Quelques jours plus tard, le 25 janvier, à l'occasion du débat télévisé avec le public, il a affirmé : " Je suis prêt à envisager une titularisation progressive des contractuels de la fonction publique ". Faut-il vous rappeler que cette mesure équivaut à une aggravation des dépenses publiques, en totale contradiction avec le discours de Cholet.

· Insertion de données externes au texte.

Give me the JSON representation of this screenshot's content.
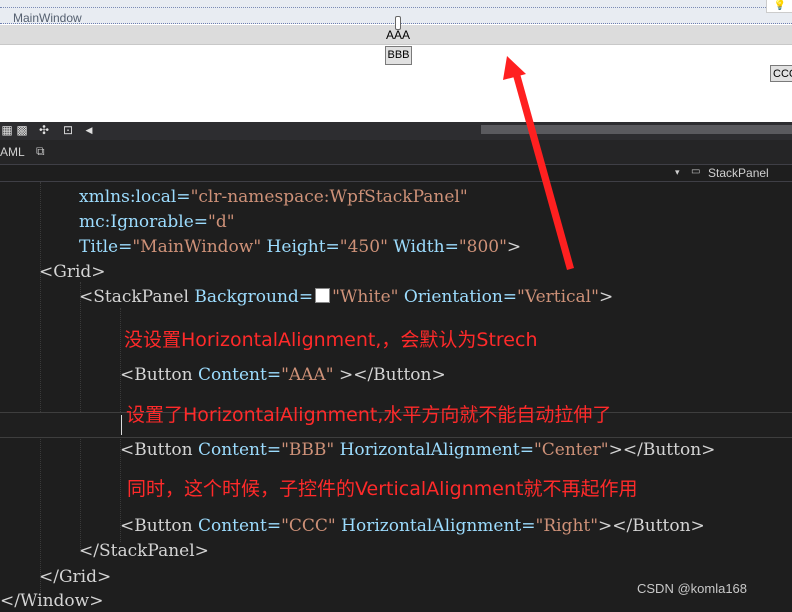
{
  "designer": {
    "window_title": "MainWindow",
    "buttons": {
      "aaa": "AAA",
      "bbb": "BBB",
      "ccc": "CCC"
    }
  },
  "toolbar": {
    "icons": [
      "grid-icon",
      "checker-icon",
      "snap-icon",
      "zoom-fit-icon",
      "scroll-left-icon"
    ]
  },
  "xaml_tab": {
    "label": "AML"
  },
  "breadcrumb": {
    "dropdown": "▾",
    "label": "StackPanel"
  },
  "code": {
    "line1": {
      "attr": "xmlns:local=",
      "val": "\"clr-namespace:WpfStackPanel\""
    },
    "line2": {
      "attr": "mc:Ignorable=",
      "val": "\"d\""
    },
    "line3": {
      "a1": "Title=",
      "v1": "\"MainWindow\"",
      "a2": " Height=",
      "v2": "\"450\"",
      "a3": " Width=",
      "v3": "\"800\"",
      "end": ">"
    },
    "line4": "<Grid>",
    "line5": {
      "open": "<StackPanel",
      "a1": " Background=",
      "v1": "\"White\"",
      "a2": " Orientation=",
      "v2": "\"Vertical\"",
      "end": ">"
    },
    "line6": {
      "open": "<Button",
      "a1": " Content=",
      "v1": "\"AAA\"",
      "end": " ></Button>"
    },
    "line7": {
      "open": "<Button",
      "a1": " Content=",
      "v1": "\"BBB\"",
      "a2": " HorizontalAlignment=",
      "v2": "\"Center\"",
      "end": "></Button>"
    },
    "line8": {
      "open": "<Button",
      "a1": " Content=",
      "v1": "\"CCC\"",
      "a2": " HorizontalAlignment=",
      "v2": "\"Right\"",
      "end": "></Button>"
    },
    "line9": "</StackPanel>",
    "line10": "</Grid>",
    "line11": "</Window>"
  },
  "annotations": {
    "note1": "没设置HorizontalAlignment,，会默认为Strech",
    "note2": "设置了HorizontalAlignment,水平方向就不能自动拉伸了",
    "note3": "同时，这个时候，子控件的VerticalAlignment就不再起作用"
  },
  "watermark": "CSDN @komla168",
  "colors": {
    "attribute": "#9cdcfe",
    "value": "#ce9178",
    "annotation": "#ff2a2a",
    "editor_bg": "#1e1e1e"
  }
}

Les contractuels représentent 16 % de l'emploi public en France, soit plus de 890 000 personnes : 345 000 dans les administrations de l'Etat, 145 000 dans les hôpitaux et 400 000 dans les collectivités locales. Titulariser tout ce monde coûte très cher. Les dépenses de personnel (pensions civiles et militaires comprises) s'élèvent déjà
à plus de 300 milliards d'euros par an. Des dépenses de personnel qui représentent pour l'Etat - donc pour les contribuables - près de la moitié des dépenses nettes de son budget. Lorsqu'il titularise un agent, l'Etat s'engage en moyenne à le rémunérer durant cinquante ans (salaires et retraites). Le coût moyen par an d'un fonctionnaire est d'environ 40 000 euros et pour tout au long de sa vie il est estimé
à environ 3,5 millions d'euros. Ce qui veut dire que la titularisation de plus de 890 000 fonctionnaires équivaut à la pérennisation d'une dépense annuelle de plus de 31 Mds d'euros. Ce n'est sûrement pas de cette façon que l'on va diminuer le poids de la dépense publique et des impôts, comme le Président de la République s'y était engagé.